Start-up Funding for SAARTEC

We are pleased to announce that the SAARTEC project, based at the Chair of English Linguistics and Translation Studies of our department, has been awarded start-up funding from Saarland University. The project will begin in January 2026 and will run for 12 months, structured into five working phases. A total of approximately 15.000 EUR has been granted to support its development.

SAARTEC aims to build a naturalistic-eye-tracking-while-reading corpus of English scientific texts that will provide new insights into the cognitive processing of various features of English academic writing. Once completed, the corpus will be made available online and is expected to become a valuable resource for research in English linguistics and psycholinguistics.

T1: Workshop Easy German – Science meets Practice

Project T1 is organising a workshop on Easy German comparing research to real-life experiences today, December 8th, from 14:00 to 18:00. More information here.

*Postponed* LangSci talk by Louis ten Bosch on December 18th!

Dear all,

please note that the talk by Louis ten Bosch – originally scheduled for Thursday December 18th – will be postponed to a later date in the summer semester.

In our next LangSci talk, Louis ten Bosch, Guest researcher at the Department of Language and Communication and at the Centre for Language Studies at Radboud University, will give a talk on „AI, Automatic Speech Recognition and phonetics„.

The hybrid talk will take place in building A 2.2, room 2.02. and on MS Teams December 18th at 16:15!

LangSci talk by Gaurav Kamath on November 27th!

In our next LangSci talk, Gaurav Kamath,  PhD student in Linguistics at McGill University and Mila, and a member of the McGill University Linguistic Department’s Montreal Quantitative and Computational Linguistics Laboratory, will give a talk on „Measuring Word Meaning Change Across Time and Speaker Age„.

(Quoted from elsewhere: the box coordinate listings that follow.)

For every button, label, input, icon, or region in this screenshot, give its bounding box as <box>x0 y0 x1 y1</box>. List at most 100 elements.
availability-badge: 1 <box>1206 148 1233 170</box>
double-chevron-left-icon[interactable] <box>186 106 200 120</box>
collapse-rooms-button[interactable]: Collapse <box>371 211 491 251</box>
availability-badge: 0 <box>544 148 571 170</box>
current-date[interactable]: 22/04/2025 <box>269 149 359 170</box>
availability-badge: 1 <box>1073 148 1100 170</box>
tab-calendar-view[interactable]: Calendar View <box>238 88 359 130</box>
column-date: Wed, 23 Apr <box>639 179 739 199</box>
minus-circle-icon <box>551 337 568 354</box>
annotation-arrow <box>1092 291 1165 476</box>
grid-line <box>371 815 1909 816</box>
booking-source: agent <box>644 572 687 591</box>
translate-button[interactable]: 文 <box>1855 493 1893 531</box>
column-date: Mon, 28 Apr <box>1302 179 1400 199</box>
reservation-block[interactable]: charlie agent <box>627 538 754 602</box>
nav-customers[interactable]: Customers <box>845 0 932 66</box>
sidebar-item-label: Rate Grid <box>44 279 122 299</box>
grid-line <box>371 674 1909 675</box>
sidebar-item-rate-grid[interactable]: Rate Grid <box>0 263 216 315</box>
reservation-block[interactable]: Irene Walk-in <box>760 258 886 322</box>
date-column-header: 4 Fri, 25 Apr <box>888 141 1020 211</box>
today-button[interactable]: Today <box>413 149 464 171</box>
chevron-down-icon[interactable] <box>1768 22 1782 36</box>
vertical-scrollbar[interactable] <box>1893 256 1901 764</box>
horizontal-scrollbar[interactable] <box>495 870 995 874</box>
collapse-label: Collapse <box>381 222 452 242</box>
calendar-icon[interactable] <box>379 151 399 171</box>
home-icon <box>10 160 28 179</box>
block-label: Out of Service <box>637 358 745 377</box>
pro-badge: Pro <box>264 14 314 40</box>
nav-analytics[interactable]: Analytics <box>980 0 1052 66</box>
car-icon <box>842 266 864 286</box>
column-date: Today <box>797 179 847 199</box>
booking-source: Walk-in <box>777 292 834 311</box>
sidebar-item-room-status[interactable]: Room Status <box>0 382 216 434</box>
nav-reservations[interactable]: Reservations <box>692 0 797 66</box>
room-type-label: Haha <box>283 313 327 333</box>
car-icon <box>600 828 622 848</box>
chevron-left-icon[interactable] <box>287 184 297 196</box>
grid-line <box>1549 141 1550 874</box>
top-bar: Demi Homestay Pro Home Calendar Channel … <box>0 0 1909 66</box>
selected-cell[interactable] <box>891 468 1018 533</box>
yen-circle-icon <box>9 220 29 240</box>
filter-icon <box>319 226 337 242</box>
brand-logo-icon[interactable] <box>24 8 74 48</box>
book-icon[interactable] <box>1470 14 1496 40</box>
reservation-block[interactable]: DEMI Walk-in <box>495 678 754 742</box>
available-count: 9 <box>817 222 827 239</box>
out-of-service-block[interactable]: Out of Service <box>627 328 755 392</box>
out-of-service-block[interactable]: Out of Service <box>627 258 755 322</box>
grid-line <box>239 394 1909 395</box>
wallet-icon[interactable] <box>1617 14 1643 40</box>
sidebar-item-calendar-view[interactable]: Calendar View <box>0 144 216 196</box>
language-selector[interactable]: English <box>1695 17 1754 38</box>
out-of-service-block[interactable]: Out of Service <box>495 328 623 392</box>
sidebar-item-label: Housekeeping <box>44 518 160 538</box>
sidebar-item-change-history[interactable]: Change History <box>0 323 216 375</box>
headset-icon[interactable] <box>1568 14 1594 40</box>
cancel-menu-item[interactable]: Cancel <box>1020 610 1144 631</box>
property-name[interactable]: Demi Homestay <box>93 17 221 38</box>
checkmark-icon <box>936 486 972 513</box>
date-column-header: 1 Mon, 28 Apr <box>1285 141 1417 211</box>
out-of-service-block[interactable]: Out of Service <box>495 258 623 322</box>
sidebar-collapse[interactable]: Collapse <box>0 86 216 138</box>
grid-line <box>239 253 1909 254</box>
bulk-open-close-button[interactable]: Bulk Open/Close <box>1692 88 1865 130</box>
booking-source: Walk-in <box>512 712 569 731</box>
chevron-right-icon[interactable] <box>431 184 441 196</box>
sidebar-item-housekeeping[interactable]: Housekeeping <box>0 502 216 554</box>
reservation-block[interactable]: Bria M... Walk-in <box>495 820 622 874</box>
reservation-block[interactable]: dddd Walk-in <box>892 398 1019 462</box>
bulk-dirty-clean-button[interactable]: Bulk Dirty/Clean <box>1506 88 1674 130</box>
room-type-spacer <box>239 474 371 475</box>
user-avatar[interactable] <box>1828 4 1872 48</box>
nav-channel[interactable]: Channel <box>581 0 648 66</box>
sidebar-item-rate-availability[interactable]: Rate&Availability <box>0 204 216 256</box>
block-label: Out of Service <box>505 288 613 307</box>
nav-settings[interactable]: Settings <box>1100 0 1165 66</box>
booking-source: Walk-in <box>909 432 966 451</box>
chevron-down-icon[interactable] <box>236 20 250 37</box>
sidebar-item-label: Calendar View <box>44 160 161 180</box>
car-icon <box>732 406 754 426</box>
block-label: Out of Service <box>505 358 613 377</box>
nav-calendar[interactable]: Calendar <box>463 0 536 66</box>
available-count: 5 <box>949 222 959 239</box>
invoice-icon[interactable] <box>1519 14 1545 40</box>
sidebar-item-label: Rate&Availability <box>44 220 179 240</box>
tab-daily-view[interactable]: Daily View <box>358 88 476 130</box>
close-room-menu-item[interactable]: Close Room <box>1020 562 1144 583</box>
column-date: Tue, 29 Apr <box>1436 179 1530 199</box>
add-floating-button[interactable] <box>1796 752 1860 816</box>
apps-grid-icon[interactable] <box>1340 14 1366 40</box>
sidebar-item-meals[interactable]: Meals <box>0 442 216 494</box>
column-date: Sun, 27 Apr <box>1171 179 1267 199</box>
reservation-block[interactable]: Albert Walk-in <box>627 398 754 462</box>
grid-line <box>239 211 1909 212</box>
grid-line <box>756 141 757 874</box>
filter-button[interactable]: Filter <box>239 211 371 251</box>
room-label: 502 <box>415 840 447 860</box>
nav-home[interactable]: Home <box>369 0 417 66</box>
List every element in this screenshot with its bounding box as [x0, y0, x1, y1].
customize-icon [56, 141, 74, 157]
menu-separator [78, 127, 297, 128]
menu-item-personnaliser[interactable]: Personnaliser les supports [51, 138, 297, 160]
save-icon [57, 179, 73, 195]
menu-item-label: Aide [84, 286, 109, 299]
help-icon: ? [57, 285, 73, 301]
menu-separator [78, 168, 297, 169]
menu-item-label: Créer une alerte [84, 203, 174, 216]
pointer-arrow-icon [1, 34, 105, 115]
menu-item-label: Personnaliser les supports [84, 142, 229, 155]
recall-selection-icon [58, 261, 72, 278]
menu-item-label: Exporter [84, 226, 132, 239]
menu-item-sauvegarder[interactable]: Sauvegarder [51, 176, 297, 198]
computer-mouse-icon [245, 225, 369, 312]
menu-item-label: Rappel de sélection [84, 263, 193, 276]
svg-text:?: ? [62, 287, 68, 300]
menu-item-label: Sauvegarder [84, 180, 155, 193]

Please note that the hybrid talk will take place at an unusual time and room! In building C7 2, room -1.05 and on MS Teams November 27th at 16:15!

C7: New paper in Nature Human Behaviour

A new journal article by Annemarie Verkerk from C7 has been published in Nature Human Behaviour. The paper, titled „Enduring constraints on grammar revealed by Bayesian spatiophylogenetic analyses“, investigates global linguistic patterns („universals“) using Grambank and Bayesian analyses, finding statistical proof that about a third of the proposed grammatical universals are supported. This suggests that shared cognitive and communicative pressures guide languages toward similar structures rather than random evolution.

You can access the full article here.

Congratulations on this outstanding achievement!

New journal paper by A6!

A paper by members of project A6 has been published in Frontiers in Human Neuroscience: „Unexpected words that become your best memories: How sentential constraint and word expectedness affect memory retrieval“ by Gerrit Höltje, Regine Bader, Julia A. Meßmer, Doruntinë Zogaj and Axel Mecklinger.

Access the publication here and the full journal here.

B6: Best Paper Award MRL 2025 WS at EMNLP 2025

We are very proud to announce that the paper by Ariun-Erdene Tumurchuluun, Yusser Al Ghussin, David Mareček, Josef Van Genabith, Koel Dutta Chowdhury won the best paper award at the Multilingual Representation Learning 2025 WS at EMNLP 2025.

You can find the paper „TenseLoC: Tense Localization and Control in a Multilingual LLM“ here.

Many Congratulations!

LangSci talk by Amanda Yuile on November 20th!

In our next LangSci talk, Amanda Yuile,  Research Fellow in the Department of Communication Sciences and Disorders at the Mass General Hospital Institute of Health Professions, will give a talk on „The role of event knowledge in children’s reference comprehension„.

The hybrid talk will take place in building A 2.2, room 2.02. and on MS Teams November 20th at 16:15!

Emmy Noether Grant awarded to Michael Hahn

As part of its Emmy Noether program, the German Research Foundation (DFG) is funding Michael Hahn’s work with 1.4 million euros. The project entitled „Understanding and overcoming architectural limitations in neural language models“ will develop new machine learning architectures that make AI systems more robust and logically capable. Current large language models (LLMs) such as ChatGPT are based on the Transformer architecture, which can fundamentally limit their logical reasoning abilities. The project will design model architectures that overcome these limitations and lay methodological foundations for more capable AI systems.

Many congratulations to Michael Hahn on this great accomplishment!

LangSci talk by George Walkden on November 6th!

In our first LangSci talk of the semester, George Walkden, Professor of English Linguistics and General Linguistics at the University of Konstanz, will give a talk on „Implicational universals and a self-actuating gradient model of morphosyntactic change„.

The hybrid talk will take place in building A 2.2, room 2.02. and on MS Teams November 6th at 16:15!